As worship leaders, we naturally want our congregation to be happy with the music we choose. This can be taken to a negative extreme of worrying too much about what the congregation or pastor may think. I am not referring to that type of situation here, so please recognize that disclaimer before reading any further.

I was recently given a book about hymns by several older women from a ladies Bible study that I had been leading worship for. They had requested “a hymn every now and then” and I had done my best to acknowledge their request without totally reverting back to hymnal days and losing the rest of the women. The group was comprised of women from their mid-twenties to upper seventies so I did my best to choose set lists that would include at least one song that each woman should know. While most of the ladies would worship to well-known contemporary worship songs, it was the older women who blew me away with their response to the hymns. They were so appreciative for songs that they had known and sung much of their lives and really worshiped. I had known that they enjoyed the hymns that I had thrown in the set lists every now and then, but I was really shocked and touched as I read all of their hand-written thank yous inside the front page of their sweet gift.

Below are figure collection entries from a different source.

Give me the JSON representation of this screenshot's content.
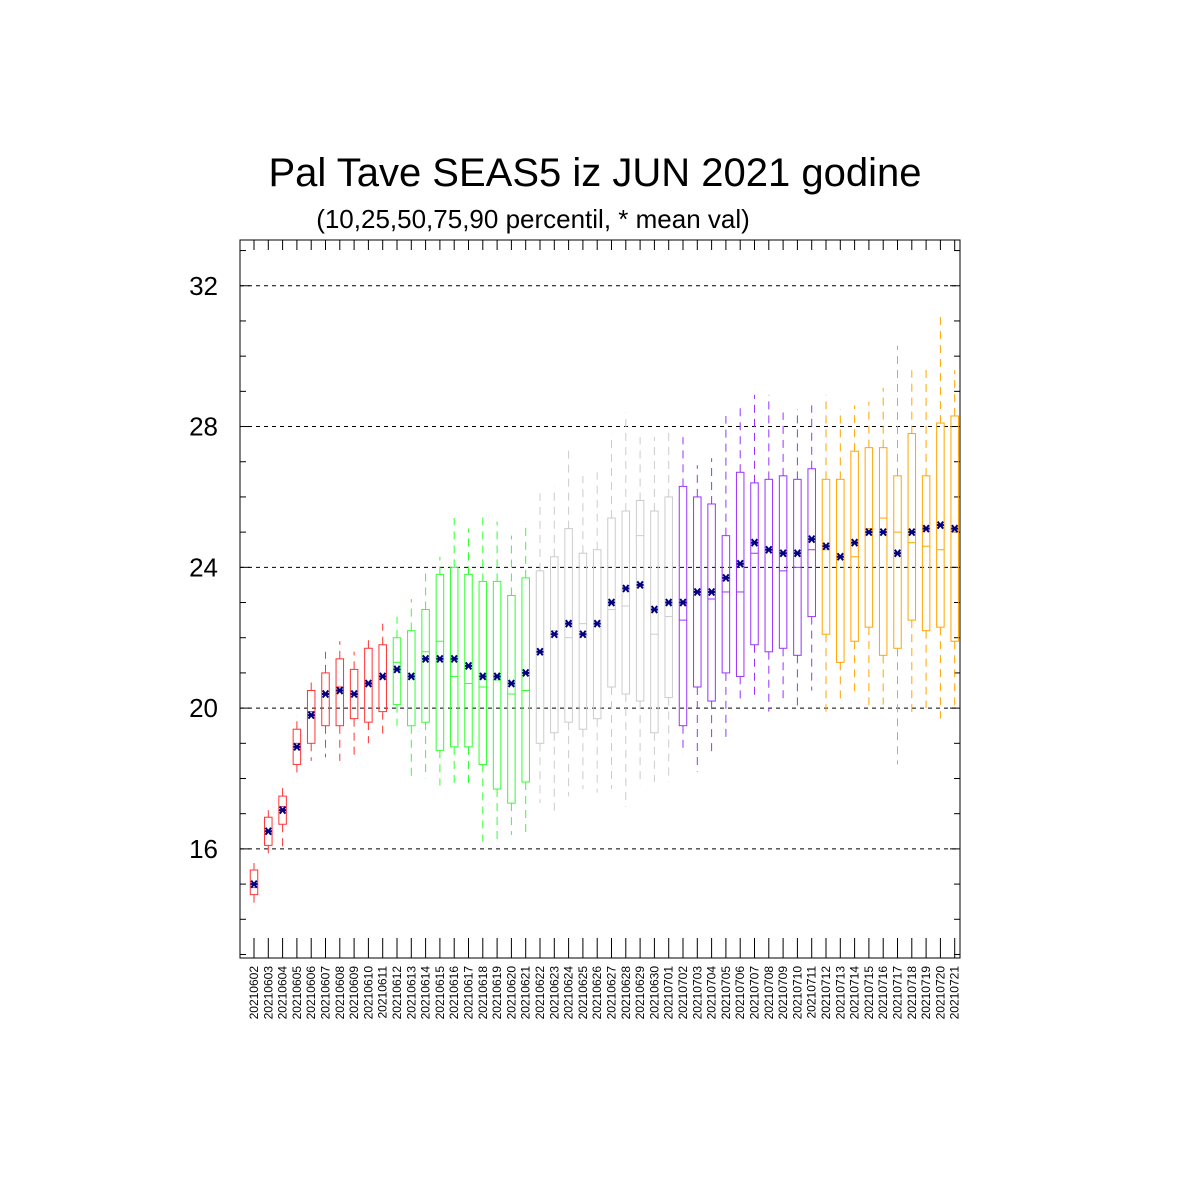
{
  "chart_data": {
    "type": "box",
    "title": "Pal Tave SEAS5 iz JUN 2021 godine",
    "subtitle": "(10,25,50,75,90 percentil, * mean val)",
    "ylim": [
      12.9,
      33.3
    ],
    "yticks": [
      16,
      20,
      24,
      28,
      32
    ],
    "ytick_labels": [
      "16",
      "20",
      "24",
      "28",
      "32"
    ],
    "grid": "dashed horizontal at major y ticks",
    "mean_marker": "*",
    "mean_color": "#000080",
    "month_colors": [
      "#ff3333",
      "#33ff33",
      "#cccccc",
      "#9933ff",
      "#ffa500"
    ],
    "categories": [
      "20210602",
      "20210603",
      "20210604",
      "20210605",
      "20210606",
      "20210607",
      "20210608",
      "20210609",
      "20210610",
      "20210611",
      "20210612",
      "20210613",
      "20210614",
      "20210615",
      "20210616",
      "20210617",
      "20210618",
      "20210619",
      "20210620",
      "20210621",
      "20210622",
      "20210623",
      "20210624",
      "20210625",
      "20210626",
      "20210627",
      "20210628",
      "20210629",
      "20210630",
      "20210701",
      "20210702",
      "20210703",
      "20210704",
      "20210705",
      "20210706",
      "20210707",
      "20210708",
      "20210709",
      "20210710",
      "20210711",
      "20210712",
      "20210713",
      "20210714",
      "20210715",
      "20210716",
      "20210717",
      "20210718",
      "20210719",
      "20210720",
      "20210721"
    ],
    "color_index": [
      0,
      0,
      0,
      0,
      0,
      0,
      0,
      0,
      0,
      0,
      1,
      1,
      1,
      1,
      1,
      1,
      1,
      1,
      1,
      1,
      2,
      2,
      2,
      2,
      2,
      2,
      2,
      2,
      2,
      2,
      3,
      3,
      3,
      3,
      3,
      3,
      3,
      3,
      3,
      3,
      4,
      4,
      4,
      4,
      4,
      4,
      4,
      4,
      4,
      4
    ],
    "p10": [
      14.3,
      15.7,
      16.0,
      18.0,
      18.5,
      18.6,
      18.5,
      18.6,
      19.0,
      19.2,
      19.5,
      18.0,
      18.0,
      17.8,
      17.8,
      17.7,
      16.2,
      16.1,
      16.4,
      16.4,
      17.3,
      17.0,
      17.5,
      17.7,
      17.6,
      17.7,
      17.2,
      17.8,
      17.9,
      17.9,
      18.7,
      18.2,
      18.7,
      19.1,
      20.2,
      20.3,
      19.9,
      20.2,
      20.0,
      20.5,
      19.9,
      20.1,
      20.3,
      20.0,
      20.1,
      18.4,
      19.8,
      20.0,
      19.7,
      20.0
    ],
    "p25": [
      14.7,
      16.1,
      16.7,
      18.4,
      19.0,
      19.5,
      19.5,
      19.7,
      19.6,
      19.9,
      20.1,
      19.5,
      19.6,
      18.8,
      18.9,
      18.9,
      18.4,
      17.7,
      17.3,
      17.9,
      19.0,
      19.3,
      19.6,
      19.4,
      19.7,
      20.6,
      20.4,
      20.2,
      19.3,
      20.3,
      19.5,
      20.6,
      20.2,
      21.0,
      20.9,
      21.8,
      21.6,
      21.7,
      21.5,
      22.6,
      22.1,
      21.3,
      21.9,
      22.3,
      21.5,
      21.7,
      22.5,
      22.2,
      22.3,
      21.9
    ],
    "p50": [
      14.9,
      16.5,
      17.2,
      19.0,
      19.9,
      20.4,
      20.6,
      20.4,
      20.7,
      20.9,
      21.3,
      20.9,
      21.6,
      21.9,
      20.9,
      20.7,
      20.6,
      20.8,
      20.4,
      20.5,
      21.6,
      22.2,
      22.0,
      22.4,
      22.4,
      22.8,
      22.9,
      24.9,
      22.1,
      22.6,
      22.5,
      23.3,
      23.1,
      23.3,
      23.3,
      24.4,
      24.5,
      23.9,
      24.0,
      24.5,
      24.5,
      24.3,
      24.3,
      25.1,
      25.4,
      25.0,
      24.7,
      24.6,
      24.5,
      25.0
    ],
    "p75": [
      15.4,
      16.9,
      17.5,
      19.4,
      20.5,
      21.0,
      21.4,
      21.1,
      21.7,
      21.8,
      22.0,
      22.2,
      22.8,
      23.8,
      24.0,
      23.8,
      23.6,
      23.6,
      23.2,
      23.7,
      23.9,
      24.3,
      25.1,
      24.4,
      24.5,
      25.4,
      25.6,
      25.9,
      25.6,
      26.0,
      26.3,
      26.0,
      25.8,
      24.9,
      26.7,
      26.4,
      26.5,
      26.6,
      26.5,
      26.8,
      26.5,
      26.5,
      27.3,
      27.4,
      27.4,
      26.6,
      27.8,
      26.6,
      28.1,
      28.3
    ],
    "p90": [
      15.6,
      17.1,
      17.9,
      19.8,
      20.9,
      21.6,
      21.9,
      21.6,
      22.1,
      22.4,
      22.6,
      23.1,
      23.9,
      24.3,
      25.4,
      25.1,
      25.5,
      25.3,
      24.9,
      25.3,
      26.1,
      26.3,
      27.4,
      26.6,
      26.7,
      27.8,
      28.4,
      27.7,
      27.7,
      28.0,
      27.7,
      26.9,
      27.1,
      28.3,
      28.6,
      28.9,
      28.9,
      28.4,
      28.5,
      28.6,
      28.9,
      28.5,
      28.6,
      28.7,
      29.1,
      30.3,
      29.6,
      29.7,
      31.2,
      29.6
    ],
    "mean": [
      15.0,
      16.5,
      17.1,
      18.9,
      19.8,
      20.4,
      20.5,
      20.4,
      20.7,
      20.9,
      21.1,
      20.9,
      21.4,
      21.4,
      21.4,
      21.2,
      20.9,
      20.9,
      20.7,
      21.0,
      21.6,
      22.1,
      22.4,
      22.1,
      22.4,
      23.0,
      23.4,
      23.5,
      22.8,
      23.0,
      23.0,
      23.3,
      23.3,
      23.7,
      24.1,
      24.7,
      24.5,
      24.4,
      24.4,
      24.8,
      24.6,
      24.3,
      24.7,
      25.0,
      25.0,
      24.4,
      25.0,
      25.1,
      25.2,
      25.1
    ]
  }
}
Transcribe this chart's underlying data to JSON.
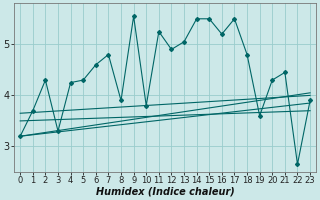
{
  "xlabel": "Humidex (Indice chaleur)",
  "x_values": [
    0,
    1,
    2,
    3,
    4,
    5,
    6,
    7,
    8,
    9,
    10,
    11,
    12,
    13,
    14,
    15,
    16,
    17,
    18,
    19,
    20,
    21,
    22,
    23
  ],
  "line1": [
    3.2,
    3.7,
    4.3,
    3.3,
    4.25,
    4.3,
    4.6,
    4.8,
    3.9,
    5.55,
    3.8,
    5.25,
    4.9,
    5.05,
    5.5,
    5.5,
    5.2,
    5.5,
    4.8,
    3.6,
    4.3,
    4.45,
    2.65,
    3.9
  ],
  "trend_lines": [
    [
      3.2,
      3.85
    ],
    [
      3.65,
      4.0
    ],
    [
      3.5,
      3.7
    ],
    [
      3.2,
      4.05
    ]
  ],
  "bg_color": "#cce8e8",
  "plot_bg_color": "#cce8e8",
  "grid_color": "#99cccc",
  "line_color": "#006666",
  "ylim": [
    2.5,
    5.8
  ],
  "xlim": [
    -0.5,
    23.5
  ],
  "yticks": [
    3,
    4,
    5
  ],
  "xticks": [
    0,
    1,
    2,
    3,
    4,
    5,
    6,
    7,
    8,
    9,
    10,
    11,
    12,
    13,
    14,
    15,
    16,
    17,
    18,
    19,
    20,
    21,
    22,
    23
  ],
  "tick_fontsize": 6,
  "xlabel_fontsize": 7,
  "linewidth": 0.8,
  "markersize": 2.0
}
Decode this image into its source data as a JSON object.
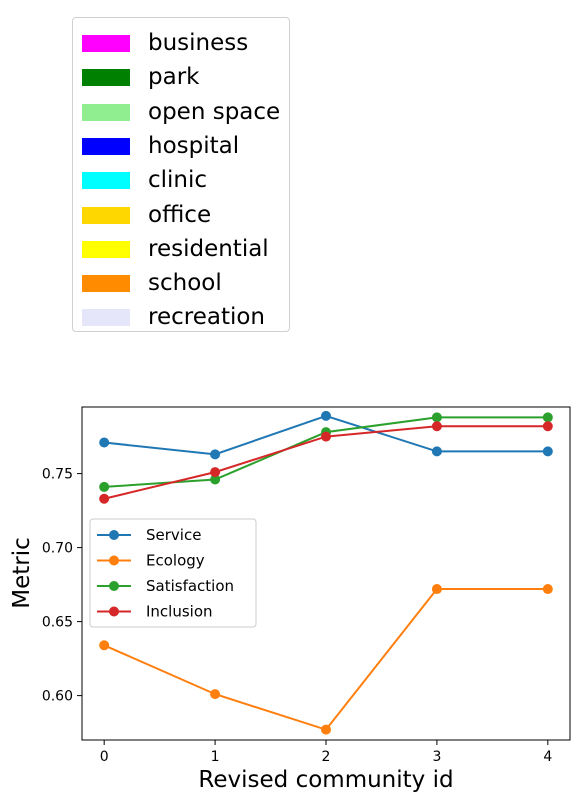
{
  "land_use_legend": [
    {
      "label": "business",
      "color": "#ff00ff"
    },
    {
      "label": "park",
      "color": "#008000"
    },
    {
      "label": "open space",
      "color": "#90ee90"
    },
    {
      "label": "hospital",
      "color": "#0000ff"
    },
    {
      "label": "clinic",
      "color": "#00ffff"
    },
    {
      "label": "office",
      "color": "#ffd700"
    },
    {
      "label": "residential",
      "color": "#ffff00"
    },
    {
      "label": "school",
      "color": "#ff8c00"
    },
    {
      "label": "recreation",
      "color": "#e6e6fa"
    }
  ],
  "chart_data": {
    "type": "line",
    "title": "",
    "xlabel": "Revised community id",
    "ylabel": "Metric",
    "x": [
      0,
      1,
      2,
      3,
      4
    ],
    "x_ticks": [
      "0",
      "1",
      "2",
      "3",
      "4"
    ],
    "y_ticks": [
      "0.60",
      "0.65",
      "0.70",
      "0.75"
    ],
    "xlim": [
      -0.2,
      4.2
    ],
    "ylim": [
      0.57,
      0.795
    ],
    "grid": false,
    "legend_position": "center-left",
    "series": [
      {
        "name": "Service",
        "color": "#1f77b4",
        "values": [
          0.771,
          0.763,
          0.789,
          0.765,
          0.765
        ]
      },
      {
        "name": "Ecology",
        "color": "#ff7f0e",
        "values": [
          0.634,
          0.601,
          0.577,
          0.672,
          0.672
        ]
      },
      {
        "name": "Satisfaction",
        "color": "#2ca02c",
        "values": [
          0.741,
          0.746,
          0.778,
          0.788,
          0.788
        ]
      },
      {
        "name": "Inclusion",
        "color": "#d62728",
        "values": [
          0.733,
          0.751,
          0.775,
          0.782,
          0.782
        ]
      }
    ]
  }
}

It would be nice if our congregants were composed of men and women who were all completely alike in age, stage and musical preference, but in reality that is usually never the case. As worship leaders, we need to do our best to find music that ministers to as much of our congregation as best we can. This usually means that we need to get to know our congregation and be accessible to them. We can’t know what will minister to them if we never see them away from the platform or we never have a moment to talk with them. Jesus himself modeled this, as he went from town to town talking, visiting and ministering to people one-on-one. He had large group ministry (think of the loaves and fishes crowd), but he also had personal ministry as well (think of the woman at the well). My boss Ray Jones has said, “People won’t remember you for the great song you sang or the cool guitar lick you played. It’s when you take the time to talk and pray with them that you make an impression.” Take time to listen and get to know those you are serving and then watch them worship with you.